リンさんが保全ボランティアたちへ軽量化装備を紹介
彼らは、ほとんどの軽量装備に興味津々で、なかでも人気だったのはMINI2やUL All-weather Hoody。1泊の山行に必要な装備をすべて詰め込んでも驚くほど軽いことに、ボランティアのみなさんも目を丸くしていました。さらに非常用シェルターの設営も体験してもらい、「軽量化」と「登山の安全」を結びつけ、ふたつが繋がっていることを実感してもらいました。

ボランティアたちに知識と経験をシェア
野外救急のセッションでは、傷病者評価システムを中心に、登山環境下での緊急症例を16ケース用意。
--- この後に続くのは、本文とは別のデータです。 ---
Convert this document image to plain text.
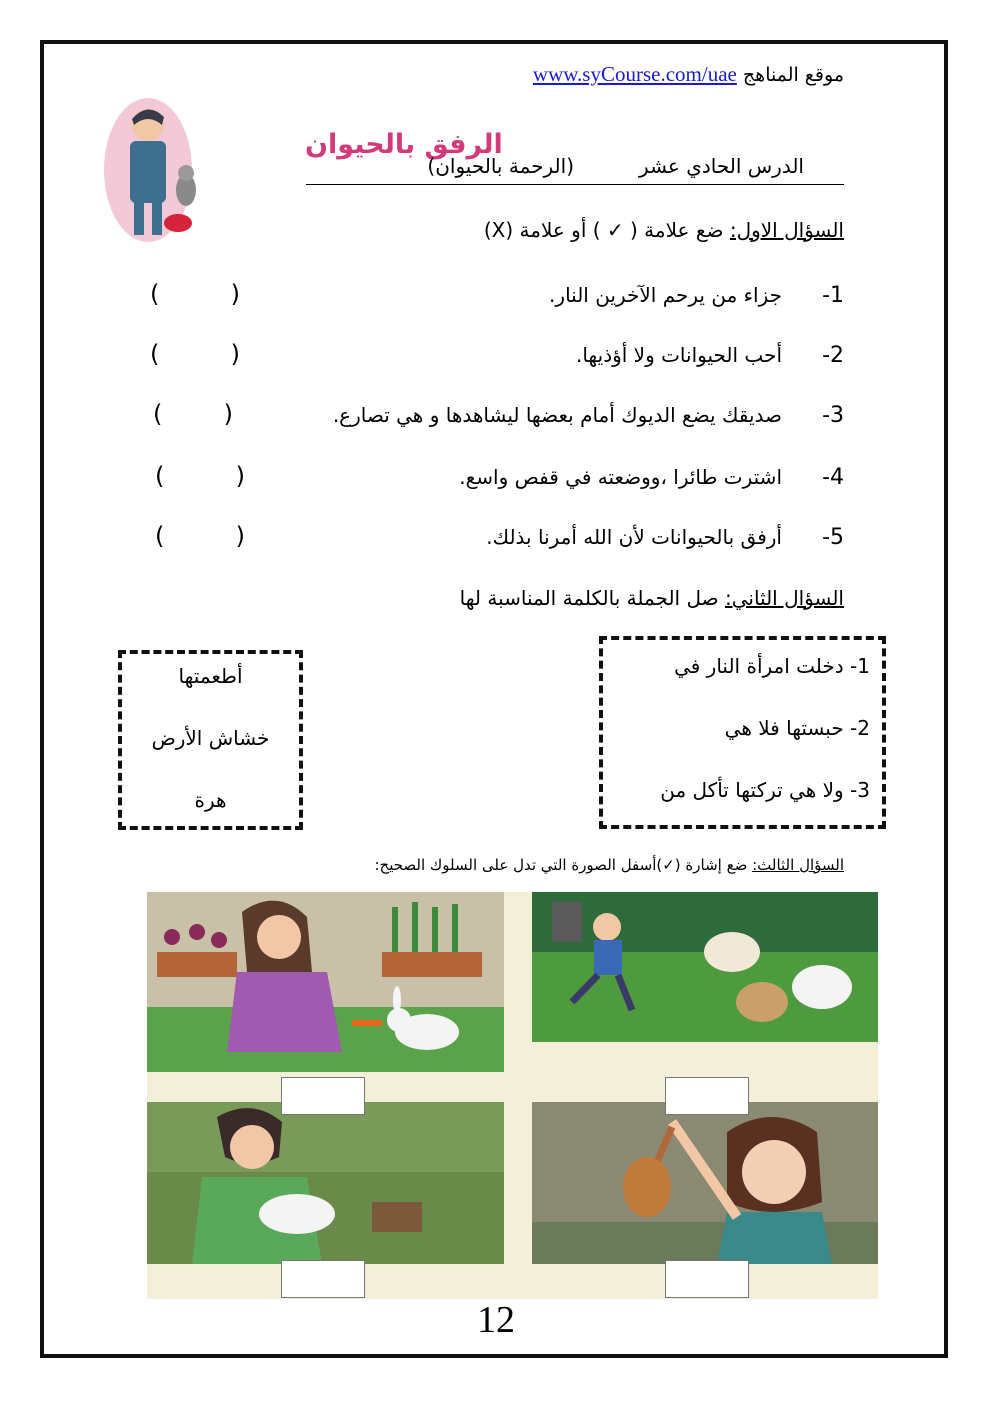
موقع المناهج www.syCourse.com/uae
الرفق بالحيوان
الدرس الحادي عشر
(الرحمة بالحيوان)
السؤال الاول: ضع علامة ( ✓ ) أو علامة (X)
-1
جزاء من يرحم الآخرين النار.
(	)
-2
أحب الحيوانات ولا أؤذيها.
(	)
-3
صديقك يضع الديوك أمام بعضها ليشاهدها و هي تصارع.
(	)
-4
اشترت طائرا ،ووضعته في قفص واسع.
(	)
-5
أرفق بالحيوانات لأن الله أمرنا بذلك.
(	)
السؤال الثاني: صل الجملة بالكلمة المناسبة لها
1- دخلت امرأة النار في
2- حبستها فلا هي
3- ولا هي تركتها تأكل من
أطعمتها
خشاش الأرض
هرة
السؤال الثالث: ضع إشارة (✓)أسفل الصورة التي تدل على السلوك الصحيح:
12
ロールプレイを交えながら、身体チェックや病歴の聞き取り、バイタルサインの測定を練習し、緊急度の判断や対応方法を学んでもらいました。遊びの要素も取り入れて、楽しく実践的な学びの場となりました。
最後に、昨年末に小学生を引率した時の体験をシェアしました。道中で数十匹のハチに囲まれたものの、慌てて手を振り回すことなく、冷静に一列で距離を保ちながら素早く離脱し、無事に切り抜けることができたのです。そんな経験をもとに、「冷静さ」と「判断力」の大切さを伝えて、授業を締めくくりました。
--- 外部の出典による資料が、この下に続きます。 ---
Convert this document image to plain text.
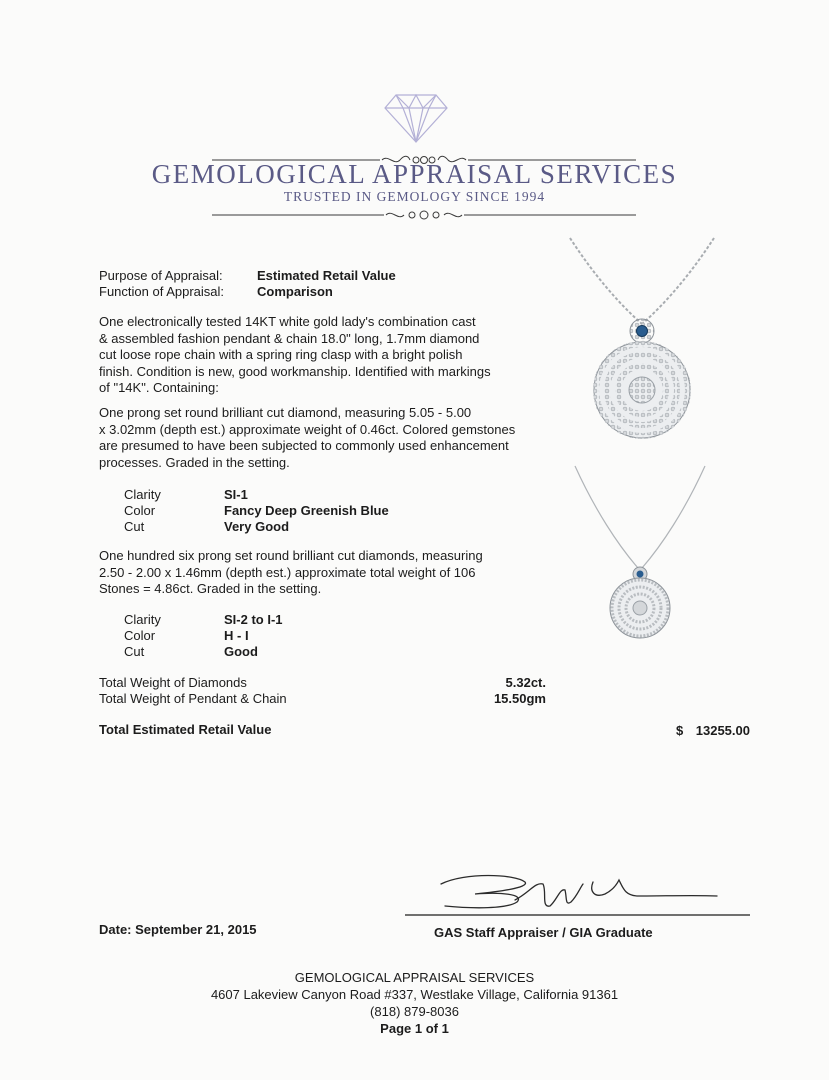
GEMOLOGICAL APPRAISAL SERVICES
TRUSTED IN GEMOLOGY SINCE 1994
Purpose of Appraisal:	Estimated Retail Value
Function of Appraisal:	Comparison
One electronically tested 14KT white gold lady's combination cast
& assembled fashion pendant & chain 18.0" long, 1.7mm diamond
cut loose rope chain with a spring ring clasp with a bright polish
finish. Condition is new, good workmanship. Identified with markings
of "14K". Containing:
One prong set round brilliant cut diamond, measuring 5.05 - 5.00
x 3.02mm (depth est.) approximate weight of 0.46ct. Colored gemstones
are presumed to have been subjected to commonly used enhancement
processes. Graded in the setting.
Clarity	SI-1
Color	Fancy Deep Greenish Blue
Cut	Very Good
One hundred six prong set round brilliant cut diamonds, measuring
2.50 - 2.00 x 1.46mm (depth est.) approximate total weight of 106
Stones = 4.86ct. Graded in the setting.
Clarity	SI-2 to I-1
Color	H - I
Cut	Good
Total Weight of Diamonds	5.32ct.
Total Weight of Pendant & Chain	15.50gm
Total Estimated Retail Value	$ 13255.00
Date: September 21, 2015	GAS Staff Appraiser / GIA Graduate
GEMOLOGICAL APPRAISAL SERVICES
4607 Lakeview Canyon Road #337, Westlake Village, California 91361
(818) 879-8036
Page 1 of 1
野外救急はボランティアにとって新しい領域であり、新しい概念でした。彼らの役割は、救急車やヘリコプターが到着するまでの間に、患者の傷病を識別し、応急処置を行い、状態を安定させること。さらに保温したり、食料や水を与えたりと、基本的な生命維持を提供することです。今回の講習を通して、呼吸・脈拍・皮膚の色・意識状態を欠かさずに観察することこそが、野外救急の核心であることを伝えられたのではないかと思っています。

山と道HLC台灣アンバサダー
カナダの『ヤムナスカ・マウンテンスキル・セメスター』で欧米の登山技術を学び、帰国後『Miasan Outdoor Center』を創立。ハイキングや雪山登山等の講習を行う一方、山小屋等の管理も行っている。20年以上、台湾原住民の布農族からより自然に近い生活を学び続けており、パーマカルチャーや里山生活についての造詣も深い。
台湾でのハイキングに役立つトレイル情報やコンビニ事情を紹介した秋号。ぜひ台湾でのハイキングの際に参考にしてください。次回は冬号でお会いしましょう!